Book Review : Peter Straub - Koko (1988)
Most people know Peter Straub for being the guy who once wrote a badass novel with Stephen King. Straub is a very successful author in his own right who's been writing bestseller over bestseller for decades now, but an oddly small number of readers seem to know that fact. In order to celebrate one of the unsung heroes of genre literature (and, quite frankly, because we just felt like doing it), This is Horror's Bob Pastorella and I decided to revisit Peter Straub's most successful novels in 2017 and I'll kick things off today with a review of Koko, the first volume of his critically acclaimed Blue Rose Trilogy. I had never read Straub prior to this experience, so his universe was entirely new to me. I can't say Koko convinced me he was the John Lennon of his partnership with Stephen King, there still was a lot to like about it. Straub was at least the Paul McCartney of the affair.
So, Koko is the complicated story of the survivor of a U.S Army platoon deployed during the Vietnam war. The boys are trying to move on with their lives the best they can and all miserably failing in their own way. When they happen to meet during a veterans parade, their lieutenant Harry Beevers addresses the terrible secret that binds them together: Koko. Another member of their platoon went off the deep end after the horrible events of Ia Thuc and began an international killing spree. Who is the culprit? Is it the good-natured and creative Tim Underhill who since became a successful author? Is it the arrogant Victor Spitalny who went AWOL soon after and has never been heard from since? Michael, Connor, Pumo and Harry will not be able to go on with their lives until they went to the bottom of this.
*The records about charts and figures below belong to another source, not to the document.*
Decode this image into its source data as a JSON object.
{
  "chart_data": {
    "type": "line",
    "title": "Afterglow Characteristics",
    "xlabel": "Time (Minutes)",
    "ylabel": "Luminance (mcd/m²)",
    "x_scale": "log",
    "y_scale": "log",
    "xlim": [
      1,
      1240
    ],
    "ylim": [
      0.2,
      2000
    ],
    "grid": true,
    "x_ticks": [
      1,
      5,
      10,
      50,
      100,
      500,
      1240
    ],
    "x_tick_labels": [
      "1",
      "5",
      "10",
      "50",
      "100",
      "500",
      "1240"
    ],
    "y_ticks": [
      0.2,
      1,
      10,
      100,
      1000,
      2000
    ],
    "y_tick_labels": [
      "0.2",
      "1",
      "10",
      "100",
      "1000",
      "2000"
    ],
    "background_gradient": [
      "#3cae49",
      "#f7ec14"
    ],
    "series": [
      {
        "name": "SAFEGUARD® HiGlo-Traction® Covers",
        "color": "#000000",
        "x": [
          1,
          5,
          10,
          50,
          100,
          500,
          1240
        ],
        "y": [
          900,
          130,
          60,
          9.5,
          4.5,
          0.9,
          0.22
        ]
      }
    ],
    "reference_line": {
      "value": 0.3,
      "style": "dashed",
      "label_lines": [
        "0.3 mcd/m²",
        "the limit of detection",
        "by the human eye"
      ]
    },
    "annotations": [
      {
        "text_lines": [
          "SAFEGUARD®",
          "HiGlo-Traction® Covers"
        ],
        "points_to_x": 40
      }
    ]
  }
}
Criticizing a twenty-eight year old novel from an iconic author is complicated task. The quality is not to be debated, but rather its place in the author's legacy. Koko is a solid psychological thriller. Peter Straub are more successful than the conventional PTSD-afflicted soldiers because of the powerful bond between them. These guys live for one another. They are not only bound by fear and horror but also by love. Soldiers are always depicted in fiction as battle-scarred trainwrecks living in a psychological no man's land with their ghosts and Straub complexified the portrait enough to make it compelling and, more important, make a pertinent statement about war: it's a sacrifice. Soldiers are sacrificing their lives on the battlefield AND beyond to a greater purpose that is neither tangible to them or to the people their sacrifices themselves for. The disconnection veterans suffer from society is not only palpable in Koko, it's compelling and understandable. There's no higher call to fiction than to explain the inexplicable, I believe and Peter Straub does that in this novel.
That said, Koko has issues that make it more tedious than it should be. First of all, it didn't age quite gracefully. Peter Straub's countercultural point of view on Vietnam war was undoubtedly extremely pertinent when Koko was published at the end of the Reagan years, but the idea this war was a horrible clusterfuck with no clear winners is generally accepted today. This is most problematic in Straub's countercultural depiction of Southeast Asia as a wounded and cagey territory, suspicious and hostile to white men strutting through like they own the place. I have no qualms about the psychological accuracy of Straub's political statement, but there is close to a hundred pages of this and it just doesn't hold the same power in 2017 than it did in 1988. It's nobody's fault really. Time's a motherfucker like that. I had my qualms with Koko's mystery also, which I believe carried a few extra pounds of drama and avoidable stereotypes, but Peter Straub was being ambitious so it's hard to fault him for that.It's just that the accumulation of the aformentioned issues weighed the novel down for me despite the stellar execution.
I've enjoyed Koko from somewhat of a polite distance. I believe it's a slightly overambitious novel, but there's no denying Peter Straub's extraordinary narrative talent. The man can deliver a story in compelling fashion and Koko is a novel that both aims to educate and entertain and it's rather successful at both. I wouldn't call it an intoxicating read, but it measures up quite favorable to doorstop thrillers being released today, so I encourage you to read it if you're into the James Rollins and Vince Flynn of this world. Koko is a considerably better novel than whatever these two can come up with. Next for Bob Pastorella and I's Peter Straub's retrospective is the second volume of the Blue Rose Trilogy Mystery, which I believe is somewhat of a prequel to Koko. This is complicated, but also exciting. Peter Straub has a creative paradigm that it entirely his own and I'm looking forward to get the answers to the few lingering questions that Koko didn't quite answer.